We cannot disclose what the 5 lenses are yet, but they complement the existing ones. We don’t normally have a public lens roadmap, as future products might not be realized, and a roadmap might put buyers off our current products.

Translation: “we have announced five lenses, but they might never ship, their delivery status being so tenuous that we are not willing to commit. Seriously.”. Well, I’m not a fan of evasive PR puff interviews. I smell fish, and not fresh trout.

Howard C writes:

All the X1D system has in common with the GFX is that they are both mirrorless systems using the same Sony cropped medium format sensor.

However, the execution is totally different. The Fuji system looks and feels sort of like a Chrysler minivan, and the X1D like a Porsche 911. The Fuji will be more versatile in some ways. An articulating LCD, a removable viewfinder that can be articulated, lots of physical dials and buttons.

The X1D is the most elegantly designed camera that I have ever handled. Everyone who has handled one has been blown away by the fit and finish, the form factor, and the elegant simplicity of the interface. I am absolutely sure that both systems will be capable of high end image quality. HB has lots of experience with the Sony 50MP sensor. There is no reason to believe that the IQ will not be equal to the H6D50. It therefore comes down to the lenses and the physical differences in the cameras. There are tradeoffs, and different people will have different priorities.

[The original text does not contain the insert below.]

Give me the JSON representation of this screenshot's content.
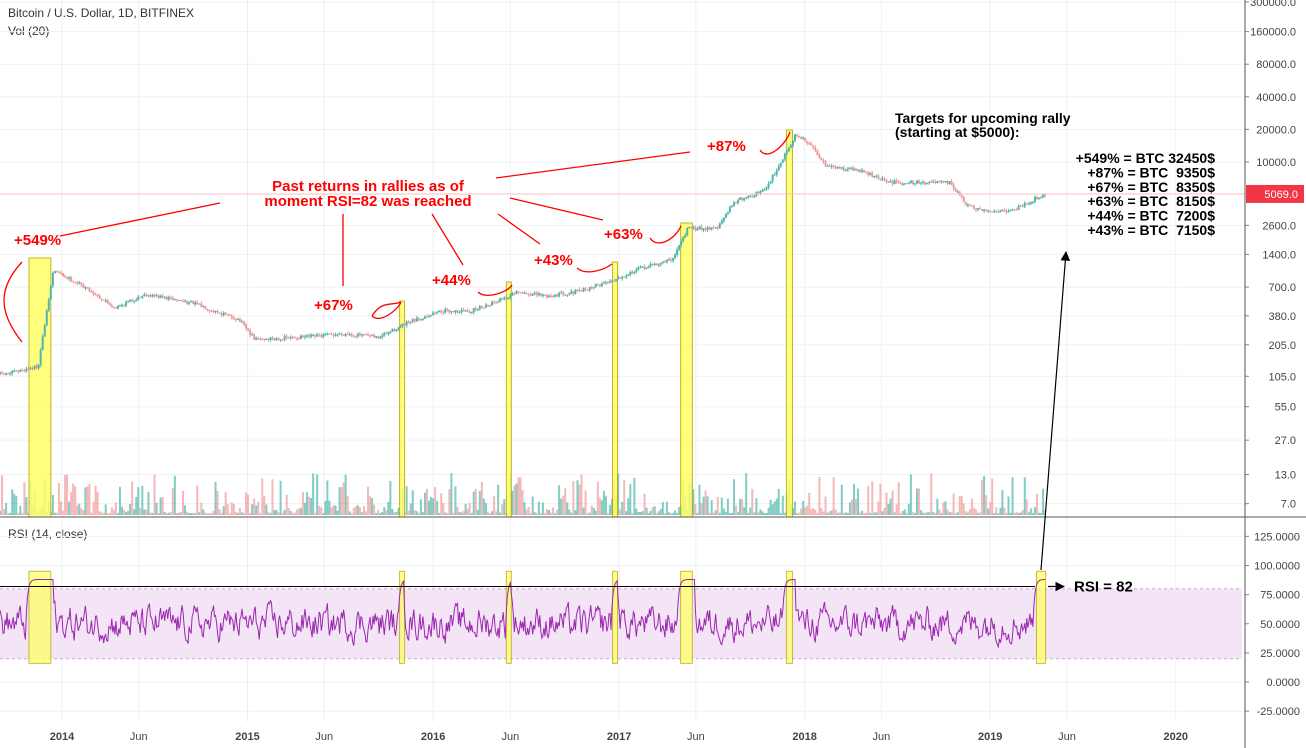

DIGLLOYD: not having handled an X1D personally, I cannot yet comment. I will say that the paucity of buttons has always proven to be a hassle, and that a rear LCD with touchscreen is a non-starter for me—presbyopia at dusk, dirty or sunscreen-coated fingers, etc. One man’s elegance is another’s frustration, and last year I had to rent a Chrysler minivan, and its build quality was sh*t but dang did it do the job nicely for what I needed it for—well, my Cayenne was broken and I agree it is far nicer, so interesting out of the blue analogy.

It will be interesting to see what both cameras actually feel like. And ultimately if there are certain problems that interfere with making images under some conditions, that can be paramount. It will be fun to see them both.

Brian K writes:

Interesting read on the differences between the Hassy and Fuji mirrorless cameras. I can’t help think of what I was told by a service technician working on my then problematic Imacon scanner, “it was built for dentists”. It seems that there are cameras or equipment built for possibly heavy use or even rough use, and gear designed for hobbyists with the financial means to buy very elegant but possibly less practical gear.

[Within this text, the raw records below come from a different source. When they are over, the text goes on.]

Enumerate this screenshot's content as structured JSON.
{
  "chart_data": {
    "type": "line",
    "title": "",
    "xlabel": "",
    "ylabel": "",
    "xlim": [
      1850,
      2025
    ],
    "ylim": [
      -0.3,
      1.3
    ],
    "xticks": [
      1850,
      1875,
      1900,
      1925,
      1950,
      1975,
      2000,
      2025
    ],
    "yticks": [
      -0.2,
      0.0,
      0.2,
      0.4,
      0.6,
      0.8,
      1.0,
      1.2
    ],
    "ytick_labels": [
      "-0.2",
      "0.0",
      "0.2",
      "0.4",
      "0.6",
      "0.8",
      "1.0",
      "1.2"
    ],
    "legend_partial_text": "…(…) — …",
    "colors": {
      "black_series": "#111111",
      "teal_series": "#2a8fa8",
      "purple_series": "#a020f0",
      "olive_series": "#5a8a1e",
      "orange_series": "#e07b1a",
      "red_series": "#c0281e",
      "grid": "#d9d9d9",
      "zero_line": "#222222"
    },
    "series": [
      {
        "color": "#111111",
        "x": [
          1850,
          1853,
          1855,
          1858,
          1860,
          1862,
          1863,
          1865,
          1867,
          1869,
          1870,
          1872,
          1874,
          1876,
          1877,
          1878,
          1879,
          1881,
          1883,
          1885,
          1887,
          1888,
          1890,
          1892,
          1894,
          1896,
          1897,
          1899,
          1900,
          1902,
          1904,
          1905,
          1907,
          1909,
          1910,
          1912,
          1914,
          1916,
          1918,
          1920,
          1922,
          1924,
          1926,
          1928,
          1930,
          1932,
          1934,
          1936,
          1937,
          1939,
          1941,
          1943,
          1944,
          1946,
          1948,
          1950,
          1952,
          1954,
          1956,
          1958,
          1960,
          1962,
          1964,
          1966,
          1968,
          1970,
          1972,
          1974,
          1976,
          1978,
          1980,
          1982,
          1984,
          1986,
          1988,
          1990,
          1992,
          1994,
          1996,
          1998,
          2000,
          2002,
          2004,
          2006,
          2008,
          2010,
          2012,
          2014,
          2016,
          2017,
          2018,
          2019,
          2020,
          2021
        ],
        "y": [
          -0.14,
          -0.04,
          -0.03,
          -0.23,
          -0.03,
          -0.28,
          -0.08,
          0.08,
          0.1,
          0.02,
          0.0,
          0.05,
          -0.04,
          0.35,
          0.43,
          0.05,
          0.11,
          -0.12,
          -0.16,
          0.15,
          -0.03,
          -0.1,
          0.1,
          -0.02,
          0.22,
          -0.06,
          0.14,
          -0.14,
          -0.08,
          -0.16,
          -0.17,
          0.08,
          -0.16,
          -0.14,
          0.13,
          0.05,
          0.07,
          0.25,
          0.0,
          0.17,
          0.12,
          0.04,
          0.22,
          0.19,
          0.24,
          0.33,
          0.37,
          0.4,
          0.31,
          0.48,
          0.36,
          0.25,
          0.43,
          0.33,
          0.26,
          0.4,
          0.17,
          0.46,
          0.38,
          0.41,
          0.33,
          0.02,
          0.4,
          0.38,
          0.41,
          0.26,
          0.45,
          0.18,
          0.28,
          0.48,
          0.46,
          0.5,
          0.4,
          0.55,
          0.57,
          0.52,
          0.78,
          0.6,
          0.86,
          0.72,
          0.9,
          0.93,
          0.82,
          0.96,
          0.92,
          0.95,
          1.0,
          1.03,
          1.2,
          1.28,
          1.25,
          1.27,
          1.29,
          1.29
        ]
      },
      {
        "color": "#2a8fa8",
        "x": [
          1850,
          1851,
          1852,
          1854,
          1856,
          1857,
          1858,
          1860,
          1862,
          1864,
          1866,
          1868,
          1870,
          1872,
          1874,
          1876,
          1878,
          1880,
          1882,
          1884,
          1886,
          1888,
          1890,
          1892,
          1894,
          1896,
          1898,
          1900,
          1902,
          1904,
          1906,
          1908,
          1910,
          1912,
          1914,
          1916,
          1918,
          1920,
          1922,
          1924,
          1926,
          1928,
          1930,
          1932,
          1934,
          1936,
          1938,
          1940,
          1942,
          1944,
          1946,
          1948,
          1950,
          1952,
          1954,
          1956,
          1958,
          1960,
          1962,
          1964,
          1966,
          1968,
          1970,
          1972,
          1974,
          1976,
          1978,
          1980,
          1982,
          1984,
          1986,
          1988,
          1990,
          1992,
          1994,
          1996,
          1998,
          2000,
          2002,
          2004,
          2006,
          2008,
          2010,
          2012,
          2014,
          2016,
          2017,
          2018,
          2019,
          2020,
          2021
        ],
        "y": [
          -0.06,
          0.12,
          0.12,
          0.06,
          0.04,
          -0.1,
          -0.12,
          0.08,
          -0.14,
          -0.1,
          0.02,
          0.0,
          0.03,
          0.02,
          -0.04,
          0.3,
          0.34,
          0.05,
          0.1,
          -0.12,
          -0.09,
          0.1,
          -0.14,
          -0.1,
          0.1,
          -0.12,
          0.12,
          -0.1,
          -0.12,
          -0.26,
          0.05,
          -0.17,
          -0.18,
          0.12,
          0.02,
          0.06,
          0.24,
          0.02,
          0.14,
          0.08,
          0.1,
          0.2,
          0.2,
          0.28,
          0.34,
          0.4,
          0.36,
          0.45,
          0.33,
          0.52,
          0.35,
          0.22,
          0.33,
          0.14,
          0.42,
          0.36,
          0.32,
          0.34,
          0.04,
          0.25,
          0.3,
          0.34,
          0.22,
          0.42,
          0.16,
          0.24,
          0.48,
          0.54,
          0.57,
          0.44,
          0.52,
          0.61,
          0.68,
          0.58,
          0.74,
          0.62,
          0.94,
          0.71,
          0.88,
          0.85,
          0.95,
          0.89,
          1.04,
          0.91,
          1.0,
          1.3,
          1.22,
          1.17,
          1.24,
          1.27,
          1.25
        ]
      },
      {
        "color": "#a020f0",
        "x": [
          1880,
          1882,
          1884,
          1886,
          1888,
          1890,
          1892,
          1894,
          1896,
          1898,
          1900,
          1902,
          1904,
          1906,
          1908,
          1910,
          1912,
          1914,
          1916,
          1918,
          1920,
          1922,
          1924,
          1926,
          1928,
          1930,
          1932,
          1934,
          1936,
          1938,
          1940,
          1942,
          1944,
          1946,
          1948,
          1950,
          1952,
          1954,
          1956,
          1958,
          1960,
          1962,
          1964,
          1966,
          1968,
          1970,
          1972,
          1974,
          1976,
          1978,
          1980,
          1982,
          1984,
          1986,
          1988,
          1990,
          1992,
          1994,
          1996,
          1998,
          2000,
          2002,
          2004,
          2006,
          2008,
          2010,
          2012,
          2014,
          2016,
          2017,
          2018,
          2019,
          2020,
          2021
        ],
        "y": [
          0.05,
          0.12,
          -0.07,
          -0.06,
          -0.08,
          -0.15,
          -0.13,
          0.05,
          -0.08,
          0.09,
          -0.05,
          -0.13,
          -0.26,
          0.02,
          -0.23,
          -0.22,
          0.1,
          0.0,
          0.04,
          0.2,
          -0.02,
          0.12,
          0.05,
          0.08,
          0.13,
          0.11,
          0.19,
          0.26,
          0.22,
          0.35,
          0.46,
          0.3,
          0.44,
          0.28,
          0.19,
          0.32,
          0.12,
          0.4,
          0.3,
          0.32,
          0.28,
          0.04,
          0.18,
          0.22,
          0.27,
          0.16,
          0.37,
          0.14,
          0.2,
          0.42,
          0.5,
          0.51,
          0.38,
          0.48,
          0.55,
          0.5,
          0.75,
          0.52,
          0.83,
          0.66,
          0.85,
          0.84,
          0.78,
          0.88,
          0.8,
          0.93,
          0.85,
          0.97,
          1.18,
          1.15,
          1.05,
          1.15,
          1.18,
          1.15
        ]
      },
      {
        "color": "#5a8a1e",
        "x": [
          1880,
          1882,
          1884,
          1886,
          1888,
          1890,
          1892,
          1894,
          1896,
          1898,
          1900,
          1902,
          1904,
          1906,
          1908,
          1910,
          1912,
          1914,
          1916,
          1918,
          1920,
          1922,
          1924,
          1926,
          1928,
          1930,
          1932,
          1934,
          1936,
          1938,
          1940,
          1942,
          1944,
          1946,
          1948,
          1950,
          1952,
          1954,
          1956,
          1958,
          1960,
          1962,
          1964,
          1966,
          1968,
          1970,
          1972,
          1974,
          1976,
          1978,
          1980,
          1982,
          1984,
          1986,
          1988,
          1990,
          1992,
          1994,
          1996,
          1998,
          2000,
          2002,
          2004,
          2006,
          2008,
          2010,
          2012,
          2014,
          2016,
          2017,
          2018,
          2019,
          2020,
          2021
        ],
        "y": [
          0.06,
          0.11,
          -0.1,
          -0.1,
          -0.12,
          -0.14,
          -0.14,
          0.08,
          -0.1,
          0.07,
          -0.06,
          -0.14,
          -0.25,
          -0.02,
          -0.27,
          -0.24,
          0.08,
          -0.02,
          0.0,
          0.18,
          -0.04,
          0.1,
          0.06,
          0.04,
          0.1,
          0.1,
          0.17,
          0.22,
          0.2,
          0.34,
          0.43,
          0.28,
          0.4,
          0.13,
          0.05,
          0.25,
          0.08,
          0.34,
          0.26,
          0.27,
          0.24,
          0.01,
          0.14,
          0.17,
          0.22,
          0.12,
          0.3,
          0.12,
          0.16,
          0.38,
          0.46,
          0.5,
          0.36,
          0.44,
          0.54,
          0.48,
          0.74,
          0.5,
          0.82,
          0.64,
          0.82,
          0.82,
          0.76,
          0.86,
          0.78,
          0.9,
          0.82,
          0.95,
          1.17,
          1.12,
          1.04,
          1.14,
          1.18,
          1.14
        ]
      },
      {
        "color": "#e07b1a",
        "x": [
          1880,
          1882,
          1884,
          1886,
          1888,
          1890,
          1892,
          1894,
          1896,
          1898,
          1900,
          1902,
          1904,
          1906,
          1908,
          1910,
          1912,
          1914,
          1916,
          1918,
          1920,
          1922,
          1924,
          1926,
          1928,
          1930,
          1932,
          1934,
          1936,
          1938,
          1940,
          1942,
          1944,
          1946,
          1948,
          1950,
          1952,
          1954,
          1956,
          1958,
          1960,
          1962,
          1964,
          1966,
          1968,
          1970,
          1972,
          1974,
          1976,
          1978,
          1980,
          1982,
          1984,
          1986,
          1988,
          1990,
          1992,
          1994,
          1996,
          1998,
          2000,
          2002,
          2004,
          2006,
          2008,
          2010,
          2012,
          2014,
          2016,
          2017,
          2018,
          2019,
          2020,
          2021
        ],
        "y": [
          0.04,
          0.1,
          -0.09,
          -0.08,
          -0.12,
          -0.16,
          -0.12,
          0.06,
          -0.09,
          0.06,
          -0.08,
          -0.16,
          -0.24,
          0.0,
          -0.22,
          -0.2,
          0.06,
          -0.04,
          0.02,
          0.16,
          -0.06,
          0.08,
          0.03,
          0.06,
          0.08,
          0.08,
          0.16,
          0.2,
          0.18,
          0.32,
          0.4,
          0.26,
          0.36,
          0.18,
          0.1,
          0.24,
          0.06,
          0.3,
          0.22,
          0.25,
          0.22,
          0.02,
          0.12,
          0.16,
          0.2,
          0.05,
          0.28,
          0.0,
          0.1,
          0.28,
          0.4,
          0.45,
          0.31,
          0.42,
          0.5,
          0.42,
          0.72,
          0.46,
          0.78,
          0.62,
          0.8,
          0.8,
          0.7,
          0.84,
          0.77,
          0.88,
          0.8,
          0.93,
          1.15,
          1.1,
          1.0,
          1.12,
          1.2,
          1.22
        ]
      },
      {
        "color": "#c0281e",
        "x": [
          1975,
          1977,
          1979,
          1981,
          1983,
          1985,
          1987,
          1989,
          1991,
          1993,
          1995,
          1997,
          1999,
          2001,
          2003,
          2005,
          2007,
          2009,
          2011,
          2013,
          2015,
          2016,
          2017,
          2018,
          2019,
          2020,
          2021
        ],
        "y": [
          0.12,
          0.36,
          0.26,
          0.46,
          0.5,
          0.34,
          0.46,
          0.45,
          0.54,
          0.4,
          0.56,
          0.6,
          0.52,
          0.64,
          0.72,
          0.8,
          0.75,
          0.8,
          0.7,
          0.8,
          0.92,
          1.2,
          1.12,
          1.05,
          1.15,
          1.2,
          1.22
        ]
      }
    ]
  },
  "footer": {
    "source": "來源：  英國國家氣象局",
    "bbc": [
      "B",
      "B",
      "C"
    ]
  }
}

When I was an advertising photographer, when it came to 35mm, there was pretty much just two choices. Nikon or Canon. Both cameras had vast supporting systems, and one could easily find accessories or repairs in many locations world wide. Leica for all it’s quality just wasn’t practical as an SLR for a working pro. (Obviously for rangefinder users it’s a different story as Leica is unique there) It was a boutique camera not a tool.

As a professional I would not even remotely consider the new Hassy unless they had a firm announcement and firm delivery dates on a complete series of lenses. Just 3 lenses can be very limiting to a professional and this system is not a cheap investment. I don’t see many pros adopting it, maybe if it survives for 5 more years and the range of lenses is increased enormously, but I think it’s just another boutique camera that will only find a home with hobbyists which the means to afford it. Sad though, if Hasselblad had the financial resources to really put behind this camera it could be successful.

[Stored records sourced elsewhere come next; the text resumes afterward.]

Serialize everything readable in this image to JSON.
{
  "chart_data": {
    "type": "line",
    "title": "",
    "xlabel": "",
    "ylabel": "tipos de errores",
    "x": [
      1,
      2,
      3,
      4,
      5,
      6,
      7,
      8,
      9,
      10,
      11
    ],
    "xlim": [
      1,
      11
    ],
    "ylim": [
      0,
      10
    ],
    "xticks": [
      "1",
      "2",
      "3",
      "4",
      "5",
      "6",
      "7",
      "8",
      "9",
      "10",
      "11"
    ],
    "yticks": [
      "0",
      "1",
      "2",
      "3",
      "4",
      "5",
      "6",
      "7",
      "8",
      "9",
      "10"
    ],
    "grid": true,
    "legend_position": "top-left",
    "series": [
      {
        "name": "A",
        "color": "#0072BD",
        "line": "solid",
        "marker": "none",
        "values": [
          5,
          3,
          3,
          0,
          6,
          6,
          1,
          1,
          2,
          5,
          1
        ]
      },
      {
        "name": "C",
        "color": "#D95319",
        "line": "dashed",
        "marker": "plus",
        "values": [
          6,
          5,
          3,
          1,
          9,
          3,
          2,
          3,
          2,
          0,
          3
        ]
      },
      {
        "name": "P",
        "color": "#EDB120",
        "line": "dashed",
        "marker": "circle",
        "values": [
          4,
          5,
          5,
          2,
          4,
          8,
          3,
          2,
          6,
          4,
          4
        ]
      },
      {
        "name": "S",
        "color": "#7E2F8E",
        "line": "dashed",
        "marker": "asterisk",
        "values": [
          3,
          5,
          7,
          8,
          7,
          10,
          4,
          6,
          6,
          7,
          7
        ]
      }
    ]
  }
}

Fuji on the other hand can build an elaborate system. As demonstrated by the Fuji GX680III system (50mm, 65mm, 80mm, 100mm, 125mm 135mm, 150mm, 180mm, 210mm, 250mm, 300mm, 500mm, lenses and a zoom AND a soft focus lens) Now that’s a system! And if Fuji is viewing this as their pro MF digital camera system why would they not continue with their past philosophy?

I think we’re seeing the end days of Hasselblad.

DIGLLOYD: I completely agree on the “firm” comment, and yet if the investment/buyout is true, then it is likely the salvation of Hasselblad and promises to meet those requirements, given a little time.